Tipos de danos indenizáveis pelo Estado
Em termos
de responsabilidade civil do Estado, o entendimento dominante na jurisprudência
tipifica 3 danos indenizáveis:
A – Dano
Material ou Patrimonial
B – Dano
Moral
C – Dano
Estético
Danos Materiais
Os Danos
Materiais são aqueles prejuízos ocasionados ao patrimônio corpóreo particular.
Estes danos
materiais, por sua vez se subdividem, segundo a classificação do Código Civil
(art. 402) em: danos emergentes (danos positivos) oulucros cessantes (danos
negativos).
Os danos
emergentes representam o que efetivamente se perdeu, o prejuízo imediato, como
os danos em um veículo particular ocasionados por acidente com um veículo da
Administração Pública.
Já os
lucros cessantes dizem respeito ao que o particular, vítima do acidente, deixa
de lucrar em decorrência do dano provocado. Como no exemplo do acidente de carro, haveria lucros
cessantes caso o particular envolvido fosse um taxista transitando com seu
veículo de trabalho.
Danos Morais
Dano Moral
é “qualquer sofrimento humano que não é causado por uma perda pecuniária.

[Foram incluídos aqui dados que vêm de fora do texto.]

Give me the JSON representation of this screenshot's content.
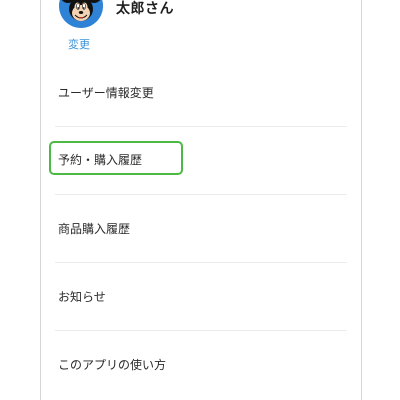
{
  "profile": {
    "name": "太郎さん",
    "change_label": "変更",
    "avatar_icon": "mouse-character-avatar"
  },
  "menu": {
    "items": [
      {
        "label": "ユーザー情報変更"
      },
      {
        "label": "予約・購入履歴",
        "highlighted": true
      },
      {
        "label": "商品購入履歴"
      },
      {
        "label": "お知らせ"
      },
      {
        "label": "このアプリの使い方"
      }
    ]
  },
  "colors": {
    "accent": "#3d95d9",
    "highlight": "#4cb944",
    "avatar_bg": "#2f83d6"
  }
}
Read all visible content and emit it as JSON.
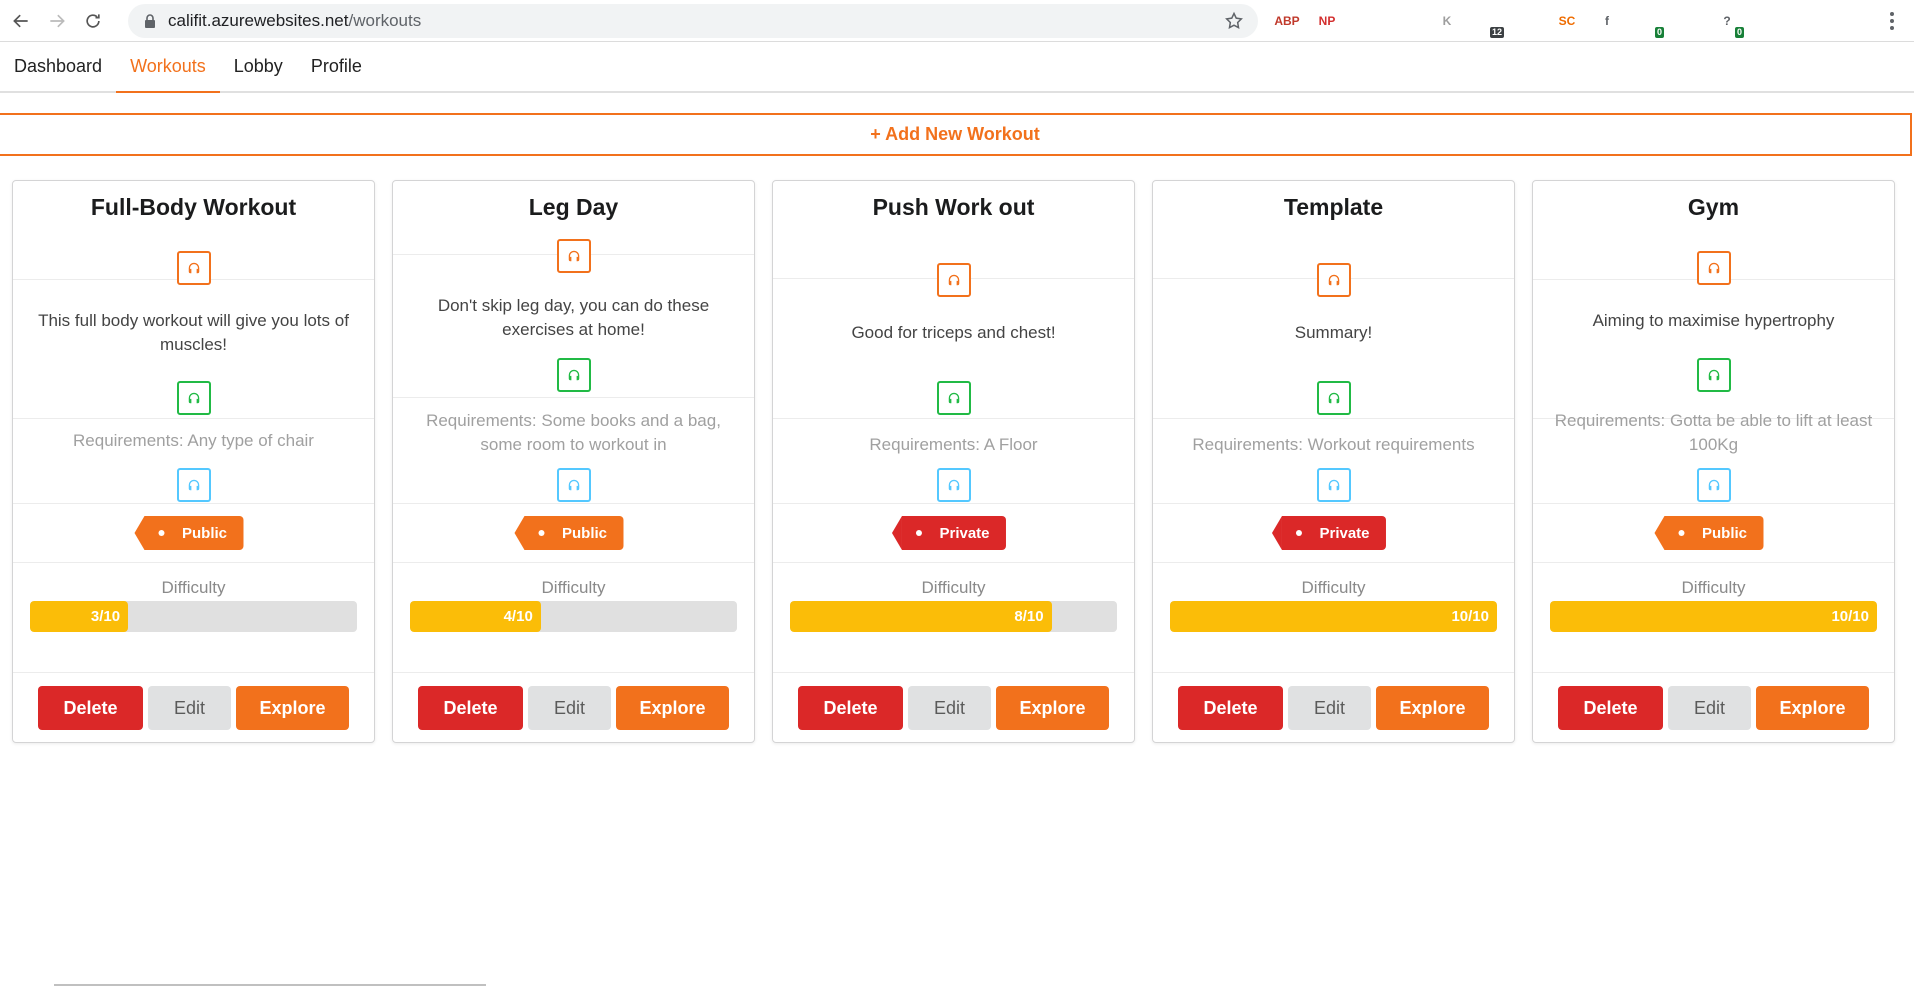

Abrange todo atentado à reputação da vítima, à sua autoridade legítima, ao seu
pudor, à sua tranquilidade ou segurança, ao seu amor próprio estético, à
integridade de sua inteligência, às suas afeições, etc.” (Traité de La
Responsabilité Civile, in Caio Mário da Silva Pereira, Ed. Forense, 1989).
Danos Estéticos
Os danos
estéticos podem ser compreendidos como alteraçõe físicas ocorridas em uma
pessoa em decorrência de ato ou fato imposto por outrem.
O dano
estético é aquele que pode ser notado fisicamente, uma deformação vista a olho
nu. Já o dano moral atinge o âmago íntimo do indivíduo, muitas vezes não pode
ser apresentado ou percebido sem a disposição daquele que o suporta.
Conclusões
No decorrer
da história, foram desenvolvidas várias teorias sobre a responsabilidade civil
do Estado.
Até o
século XIX prevaleceu a Teoria da Irresponsabilidade, característica dos
Estados Absolutos e que determinava que havia uma separação entre o soberano e
seus súditos, de tal forma que o Estado estaria isento de culpa ou dolo e que
não deveria reparar nada.
Com a queda
dos regimes absolutos, as teorias que se seguiram gradativamente introduziram
responsabilidade ao Estado, sendo esta inicialmente subjetiva, sobre os agentes
do Estado, dependendo de culpa ou dolo; posteriormente foram aplicadas
responsabilidades objetivas ao Estado.
No Brasil,
com a evolução da doutrina e da jurisprudência, a CF1988 confirmou a
responsabilidade civil objetiva do Estado brasileiro, em seu artigo 37, pelos
atos de seus agentes que causem danos a terceiros.
Com a
crescente demanda de prestação de serviceos públicos, o Estado passou a atribuir
a prestação de serviços a pessoas jurídicas de direito privado (prestação indireta),
por meio de concessões, permissões e autorizações.
Pore star representando
o ente estatal, estes tipos de empresas privadas, delegatárias de serviços públicos,
passaram a ser questionadas quanto à responsabilização perante particulares.
O STF
decidiu por responsabilizar estas empresas delegatárias pelos eventuais danos
causados aos usuários e, mais recentemente, a jurisprudência consignou pela
responsabilização objetiva destas mesmas perante os não usuários.
A questão
da responsabilidade civil do Estado é aplicada no direito brasileiro de forma
objetiva, no entanto há algumas causas que a excluem, exonerando o ente público
do cumprimento da obrigação para com o particular.
Tal assunto
apresenta relevância por envolver o cotidiano dos cidadãos, que sofrem prejuízos
materiais, morais e até estéticos pela atuação estatal, o que resta demonstrado
pela evolução dotrinária e jurisprudencial.